This is not a feature list. It is a doctrine — the opinionated method the nanopm skill
pack implements, the way *Shape Up* is the method Basecamp's tools implement. Read it
to decide whether you want to work this way. If you do, nanopm is the tooling. If you
don't, no amount of tooling will help.

---

## Part 1 — The diagnosis

**Building got fast. Deciding didn't.**

An AI coding agent ships a feature in an afternoon. The decision about *which* feature
— grounded in what users actually said, checked against strategy, weighed against
everything else you could do — still runs on the old clock: a human, a doc, a backlog
groomed by hand, a roadmap that was true the day it was written.

The result is a new failure mode: **execution outruns judgment.** You ship faster than
you can decide what's worth shipping. The bottleneck moved and the tools didn't.

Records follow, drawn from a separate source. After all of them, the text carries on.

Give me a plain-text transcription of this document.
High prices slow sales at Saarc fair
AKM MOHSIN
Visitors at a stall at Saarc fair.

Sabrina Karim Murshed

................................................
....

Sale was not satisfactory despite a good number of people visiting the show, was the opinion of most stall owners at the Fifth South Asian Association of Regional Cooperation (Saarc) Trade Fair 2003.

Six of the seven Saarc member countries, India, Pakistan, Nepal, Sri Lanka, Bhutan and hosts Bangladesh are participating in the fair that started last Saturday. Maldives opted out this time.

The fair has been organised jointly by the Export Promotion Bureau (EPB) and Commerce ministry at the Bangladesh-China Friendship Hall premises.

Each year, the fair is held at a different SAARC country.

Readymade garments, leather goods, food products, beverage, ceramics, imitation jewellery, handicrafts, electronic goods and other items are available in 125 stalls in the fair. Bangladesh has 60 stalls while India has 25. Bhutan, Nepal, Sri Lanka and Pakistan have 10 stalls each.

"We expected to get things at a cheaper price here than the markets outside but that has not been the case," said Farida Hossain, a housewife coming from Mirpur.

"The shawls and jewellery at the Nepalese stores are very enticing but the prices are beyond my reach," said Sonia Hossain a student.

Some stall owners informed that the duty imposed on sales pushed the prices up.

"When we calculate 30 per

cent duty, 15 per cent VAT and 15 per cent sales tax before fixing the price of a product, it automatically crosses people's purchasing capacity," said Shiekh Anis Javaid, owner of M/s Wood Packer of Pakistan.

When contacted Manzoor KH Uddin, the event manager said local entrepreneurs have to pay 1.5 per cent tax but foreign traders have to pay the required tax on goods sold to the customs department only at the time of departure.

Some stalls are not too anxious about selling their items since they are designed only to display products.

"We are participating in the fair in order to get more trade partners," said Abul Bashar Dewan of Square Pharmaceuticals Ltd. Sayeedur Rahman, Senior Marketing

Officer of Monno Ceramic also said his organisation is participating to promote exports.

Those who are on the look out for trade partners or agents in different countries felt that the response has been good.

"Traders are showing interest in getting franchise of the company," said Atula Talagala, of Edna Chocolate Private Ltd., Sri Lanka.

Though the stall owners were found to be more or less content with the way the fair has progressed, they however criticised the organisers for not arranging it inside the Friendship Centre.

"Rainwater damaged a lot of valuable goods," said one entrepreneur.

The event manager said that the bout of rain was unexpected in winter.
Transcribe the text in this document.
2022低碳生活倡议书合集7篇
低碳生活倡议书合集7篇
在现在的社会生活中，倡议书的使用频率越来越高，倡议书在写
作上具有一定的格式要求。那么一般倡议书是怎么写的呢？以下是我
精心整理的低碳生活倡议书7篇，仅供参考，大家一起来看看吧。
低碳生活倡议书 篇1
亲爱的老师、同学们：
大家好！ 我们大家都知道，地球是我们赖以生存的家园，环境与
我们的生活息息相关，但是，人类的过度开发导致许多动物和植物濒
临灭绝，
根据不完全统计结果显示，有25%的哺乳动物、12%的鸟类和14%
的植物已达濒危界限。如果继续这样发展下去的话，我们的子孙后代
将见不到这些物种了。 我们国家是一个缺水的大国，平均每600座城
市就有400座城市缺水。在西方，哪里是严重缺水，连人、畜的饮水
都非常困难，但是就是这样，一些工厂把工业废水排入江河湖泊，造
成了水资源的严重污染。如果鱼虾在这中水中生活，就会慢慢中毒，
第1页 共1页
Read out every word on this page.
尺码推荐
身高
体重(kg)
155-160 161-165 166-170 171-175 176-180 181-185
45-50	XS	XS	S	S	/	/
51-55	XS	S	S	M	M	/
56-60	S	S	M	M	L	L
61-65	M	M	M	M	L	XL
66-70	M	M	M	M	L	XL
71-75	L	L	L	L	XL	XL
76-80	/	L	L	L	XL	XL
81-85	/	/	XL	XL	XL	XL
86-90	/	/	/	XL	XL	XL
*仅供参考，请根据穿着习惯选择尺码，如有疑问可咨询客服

**Trackers track. They don't think.**

Every PM tool you've used is a filing cabinet with opinions about columns. It knows
your tickets. It doesn't know your code, your users' verbatims, your strategy, or
what you shipped yesterday — and it forgets everything between sessions. The thinking
happens in your head and evaporates.

**The unit of product work is not the ticket. It is the loop:**

> signal → problem → bet → ship → learn → signal

Every method that works — Teresa Torres' continuous discovery, Basecamp's Shape Up,
the Lean loop — is a variation of this cycle. The methods failed in practice not
because they were wrong but because they were *expensive*: maintaining an evidence
base, re-ranking priorities, keeping a roadmap honest — that's hours of disciplined
human labor per week, so nobody did it.

Agents make the marginal cost of discipline near zero. That is the whole opening.
The loop can finally run at the speed the method always demanded.

---

## Part 2 — The principles

### 1. Problems before solutions

The center of gravity is a ranked database of **user problems** — the Opportunity
Solution Tree's middle layer — not a backlog of features. Solutions are hypotheses
attached to problems, never free-floating. A feature idea with no parent problem is
noise, however good it sounds.

Two levels only: Theme → Opportunity. If you need a third level, your opportunities
are too vague.

### 2. Evidence is identity

Every claim carries its provenance, never silently: **nano-hypothesis** (the agent
guessed), **user-stated** (someone said it once), or **evidence-backed** (corroborated).
Every verbatim is archived raw, immutable, before anything is extracted from it, and
cited as `"<quote>" — <source>, <date>`. The citation *is* the dedup key: same source,
same date, same quote — same fact.

A claim without a source is a hypothesis, and it says so on its face. This is the
difference between a wiki you trust and a wiki that flatters you.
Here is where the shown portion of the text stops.